Italian Bond Yields Skyrocket

Italian Bond Yields Skyrocket

Investors began to abandon Italian bonds in droves last week as fears intensified that Italy would be the next Eurozone country to experience a debt crisis. As I wrote last week, Italy has a national debt of €1.9 trillion ($2.6 trillion) compared to Greece’s €355 billion. Italy has the eighth largest economy in the world based on GDP and the fourth largest in Europe. Its annual GDP was just over $2 trillion in 2010.

Yields on 10-year Italian bonds soared to 7.4% in late trading in Rome today, a high for the euro era, in the latest sign that investors are fast losing faith in the world’s third-largest sovereign-bond market. Yields might have risen even higher in the past week but for heavy bond buying by the European Central Bank. Another reason for the jump in Italian bond yields is that international clearing house LCH.Clearnet raised margin calls on Italian bonds, making them more expensive to trade.

Unsustainable

With the cost of Italian debt soaring, the euro is plummeting and the large-scale debt crisis that we have all been fearing appears to be unfolding before our eyes. At rates of 7-8%, more investors may decide to head for the exits, and Italy could find itself unable to raise sufficient money in the bond markets.

Given the sheer size of Italy’s debt, it may require huge international assistance. The funds potentially available to Italy from Europe and the International Monetary Fund are unlikely to meet Italy’s needs, however. Failure to halt the crisis could lead, in the worst case, to an Italian debt default that cripples Europe’s banks, plunges the region into a slump and roils the global financial system.

Investors Losing Confidence in Italian Debt

With Italian bond yields surging higher, analysts say Italy is at the brink of being unable to afford to borrow in the public markets. Italy has long relied on the fact that its debt level, although high at 120% of GDP, isn’t rising much thanks to Rome’s relatively small budget deficit. But the country still needs to borrow hundreds of billions of euros a year to repay its debts coming due.

Next year, Italy must borrow enough money to repay more than €300 billion in maturing debts and cover a targeted budget deficit of up to €25 billion. If investors aren’t willing to lend Italy such sums, Europe will have to prop up the country with all the money it can muster—with help from the IMF – or risk a global financial crash.

A failure by Italy to honor its debts on time is currently considered a remote prospect, precisely because its impact on Europe’s banking system and other government bond markets would be so disastrous. But it is certainly not as remote a possibility as just a few months ago. European policy makers are scrambling to draw up contingency plans (ie – a bailout) in case Italy can’t attract enough private capital.

So far, Italy has been able to attract buyers for its debt, albeit at rising costs. When Italy launched a new 10-year bond in August, it paid buyers a yield of 5.22%. When it sold more of the same bond in October, the yield demanded was 6.06%. Today it went to 7.4%.

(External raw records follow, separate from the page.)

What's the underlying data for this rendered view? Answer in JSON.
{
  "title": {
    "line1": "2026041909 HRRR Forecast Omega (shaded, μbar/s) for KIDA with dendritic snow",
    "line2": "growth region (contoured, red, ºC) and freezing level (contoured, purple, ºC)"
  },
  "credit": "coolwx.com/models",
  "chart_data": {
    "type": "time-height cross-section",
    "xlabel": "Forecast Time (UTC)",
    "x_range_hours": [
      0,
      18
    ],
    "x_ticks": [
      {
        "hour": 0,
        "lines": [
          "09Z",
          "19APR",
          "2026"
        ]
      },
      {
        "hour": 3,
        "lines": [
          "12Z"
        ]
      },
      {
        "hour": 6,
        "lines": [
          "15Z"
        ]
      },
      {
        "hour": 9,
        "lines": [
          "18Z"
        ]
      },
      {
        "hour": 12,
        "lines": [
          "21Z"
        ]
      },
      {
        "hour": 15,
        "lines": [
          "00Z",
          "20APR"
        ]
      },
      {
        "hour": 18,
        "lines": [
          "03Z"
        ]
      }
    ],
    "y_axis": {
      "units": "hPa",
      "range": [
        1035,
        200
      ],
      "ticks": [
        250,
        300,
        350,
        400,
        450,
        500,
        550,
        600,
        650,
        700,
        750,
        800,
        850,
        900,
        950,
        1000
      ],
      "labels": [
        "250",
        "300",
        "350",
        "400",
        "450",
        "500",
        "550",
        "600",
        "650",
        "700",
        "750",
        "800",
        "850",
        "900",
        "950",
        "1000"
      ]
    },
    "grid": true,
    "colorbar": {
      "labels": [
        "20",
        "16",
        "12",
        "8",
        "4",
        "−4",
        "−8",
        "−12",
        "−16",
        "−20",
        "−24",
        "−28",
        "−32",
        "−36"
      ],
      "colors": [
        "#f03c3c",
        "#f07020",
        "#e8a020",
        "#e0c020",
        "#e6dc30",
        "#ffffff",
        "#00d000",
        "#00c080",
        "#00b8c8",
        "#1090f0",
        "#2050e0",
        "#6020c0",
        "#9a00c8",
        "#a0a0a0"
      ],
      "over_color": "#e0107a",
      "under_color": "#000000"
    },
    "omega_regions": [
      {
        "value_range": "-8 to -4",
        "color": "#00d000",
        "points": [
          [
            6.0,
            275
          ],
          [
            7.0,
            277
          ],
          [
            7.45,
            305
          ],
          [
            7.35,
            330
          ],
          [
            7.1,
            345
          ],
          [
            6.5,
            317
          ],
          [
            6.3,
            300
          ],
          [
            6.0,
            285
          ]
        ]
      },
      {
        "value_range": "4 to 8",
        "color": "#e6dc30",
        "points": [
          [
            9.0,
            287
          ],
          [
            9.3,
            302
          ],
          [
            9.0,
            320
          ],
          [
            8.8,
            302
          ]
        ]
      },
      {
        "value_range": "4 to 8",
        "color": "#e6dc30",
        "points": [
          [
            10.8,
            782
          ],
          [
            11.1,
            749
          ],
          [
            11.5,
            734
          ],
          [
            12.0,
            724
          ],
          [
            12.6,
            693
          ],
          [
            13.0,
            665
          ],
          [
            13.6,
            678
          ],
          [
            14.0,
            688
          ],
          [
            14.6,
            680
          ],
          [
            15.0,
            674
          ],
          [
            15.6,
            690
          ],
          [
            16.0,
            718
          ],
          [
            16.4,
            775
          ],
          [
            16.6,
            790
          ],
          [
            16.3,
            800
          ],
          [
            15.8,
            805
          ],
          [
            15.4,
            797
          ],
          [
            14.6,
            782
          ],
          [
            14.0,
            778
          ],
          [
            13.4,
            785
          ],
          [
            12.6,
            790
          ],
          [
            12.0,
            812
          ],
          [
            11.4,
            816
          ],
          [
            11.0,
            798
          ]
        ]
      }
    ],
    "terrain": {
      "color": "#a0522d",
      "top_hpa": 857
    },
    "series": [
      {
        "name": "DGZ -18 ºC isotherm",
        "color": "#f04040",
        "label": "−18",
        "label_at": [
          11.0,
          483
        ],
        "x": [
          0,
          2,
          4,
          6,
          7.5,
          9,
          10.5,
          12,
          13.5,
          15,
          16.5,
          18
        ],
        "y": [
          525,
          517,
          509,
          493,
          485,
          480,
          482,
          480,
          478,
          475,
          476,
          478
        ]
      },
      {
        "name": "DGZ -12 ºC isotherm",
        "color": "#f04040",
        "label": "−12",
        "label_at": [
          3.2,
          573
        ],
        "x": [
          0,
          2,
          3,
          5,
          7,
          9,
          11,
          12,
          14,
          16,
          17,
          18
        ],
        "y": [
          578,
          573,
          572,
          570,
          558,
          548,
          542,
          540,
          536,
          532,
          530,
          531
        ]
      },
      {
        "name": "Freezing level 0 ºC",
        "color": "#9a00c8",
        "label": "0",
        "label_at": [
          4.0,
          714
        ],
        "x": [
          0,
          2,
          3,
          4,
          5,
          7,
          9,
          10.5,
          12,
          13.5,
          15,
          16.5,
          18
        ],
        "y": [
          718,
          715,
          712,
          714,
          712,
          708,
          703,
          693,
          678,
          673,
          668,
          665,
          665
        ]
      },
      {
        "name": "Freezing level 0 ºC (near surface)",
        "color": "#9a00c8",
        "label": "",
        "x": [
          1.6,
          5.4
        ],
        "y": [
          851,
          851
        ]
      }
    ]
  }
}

A short-term spike in borrowing costs is a manageable problem for Italy, since only a small part of its debts need to be refinanced at a given time. The problem isn’t necessarily higher yields, but investors’ appetite for holding Italian debt at all. Many investors now fear that Italian bonds will lose further value, inflicting losses on them. This could leave the government with too few buyers of new bonds.

According to the Italian Treasury website, Italy has almost €59 billion in total maturing debt in November and December, some of which has already been rolled over during the last two weeks. The Treasury estimates that it will have to sell apprx. €325.8 billion in various debt over the next 12 months ending in October 2012.

Most importantly, the Italian Treasury has reportedly decided to go ahead with an auction of $5 billion in T-bills tomorrow. With yields on 10-year bonds surging to 7.4% today, it will be critical to see what yields do tomorrow. If Italian yields continue to rise, expect to see some very ugly markets tomorrow morning!

I’ll keep you posted with additional blog posts as needed in the next few days.